Hauteville-House, 29 avril 1860.
Vous m’avez envoyé, cher poëte, une bien belle page ; je suis tout heureux et très fier de ce que vous voulez bien penser des choses que j’appelle mes dessins à la plume. J’ai fini par y mêler du crayon, du fusain, de la sépia, du charbon, de la suie et toutes sortes de mixtures bizarres qui arrivent à rendre à peu près ce que j’ai dans l’œil et surtout dans l’esprit. Cela m’amuse entre deux strophes.

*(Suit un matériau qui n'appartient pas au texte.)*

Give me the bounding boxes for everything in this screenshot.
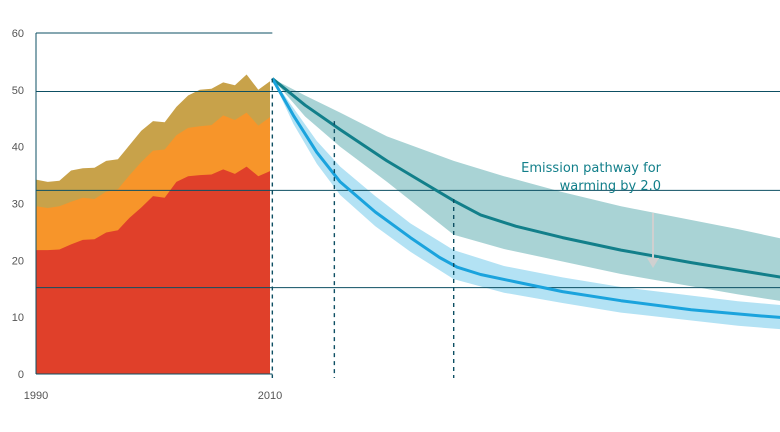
historical-area-0: [36, 166, 270, 374]
y-tick-label-50: 50: [12, 85, 24, 97]
annotation-line-2: warming by 2.0: [560, 179, 661, 194]
y-tick-label-60: 60: [12, 28, 24, 40]
x-tick-label-2010: 2010: [258, 390, 282, 402]
annotation-arrow-head: [647, 258, 659, 268]
tick-labels: 0 10 20 30 40 50 60 1990 2010: [12, 28, 282, 402]
light-pathway-line: [270, 77, 780, 319]
y-tick-label-20: 20: [12, 255, 24, 267]
y-tick-label-30: 30: [12, 199, 24, 211]
projection-lines: [270, 77, 780, 319]
axes: [35, 32, 273, 375]
dark-pathway-line: [271, 77, 780, 279]
projection-bands: [272, 78, 780, 330]
horizontal-reference-lines: [36, 91, 780, 289]
y-tick-label-40: 40: [12, 142, 24, 154]
annotation-line-1: Emission pathway for: [521, 161, 661, 176]
light-pathway-band: [272, 78, 780, 330]
dashed-markers: [271, 78, 455, 378]
y-tick-label-0: 0: [18, 369, 24, 381]
annotation: Emission pathway for warming by 2.0: [521, 161, 662, 268]
historical-areas: [36, 74, 270, 374]
x-tick-label-1990: 1990: [24, 390, 48, 402]
y-tick-label-10: 10: [12, 312, 24, 324]
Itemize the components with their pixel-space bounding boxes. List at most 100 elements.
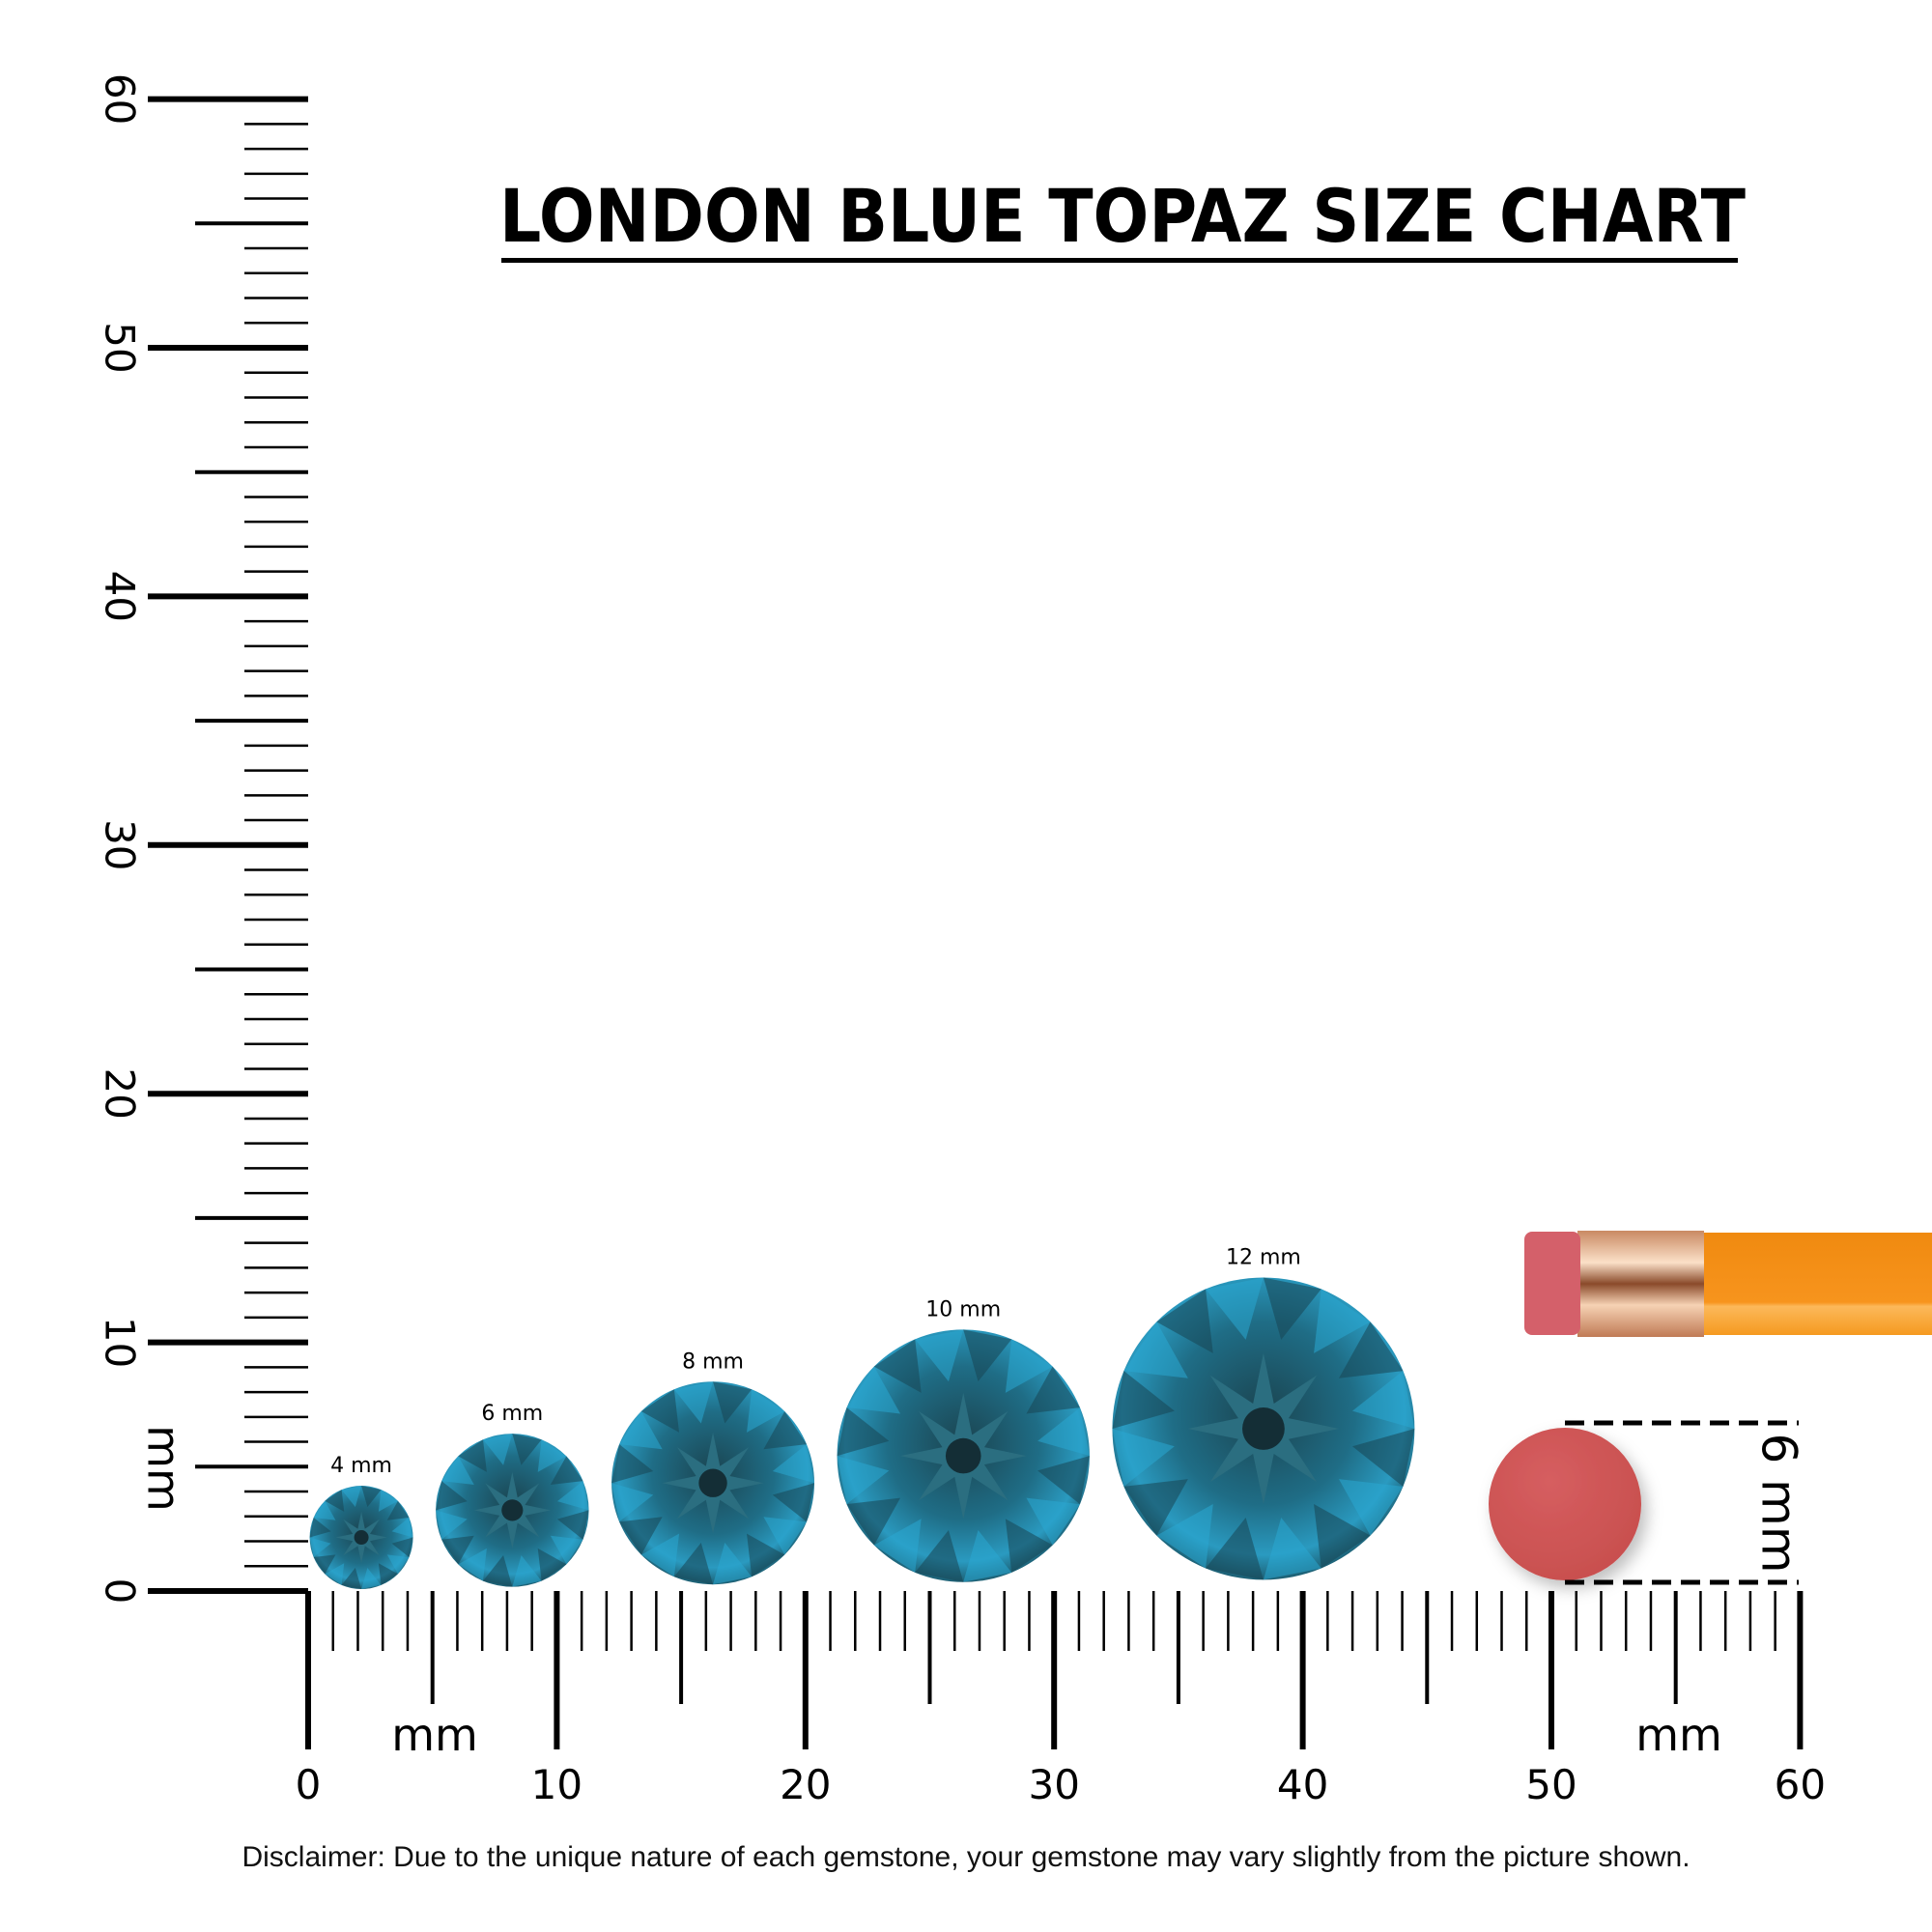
vertical-axis-unit: mm: [138, 1425, 190, 1512]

Puisque vous connaissez M. Méryon, dites-lui que ses splendides eaux-fortes m’ont ébloui. Sans la couleur, rien qu’avec l’ombre et la lumière, le clair-obscur tout seul et livré à lui-même, voilà le problème de l’eau-forte. M. Méryon le résout magistralement. Ce qu’il fait est superbe. Ses planches vivent, rayonnent et pensent. Il est digne de la page profonde et lumineuse qu’il vous a inspirée.
Vous avez en vous, cher penseur, toutes les cordes de l’art ; vous démontrez une fois de plus cette loi, que, dans un artiste, le critique est toujours égal au poëte. Vous expliquez comme vous peignez, granditer.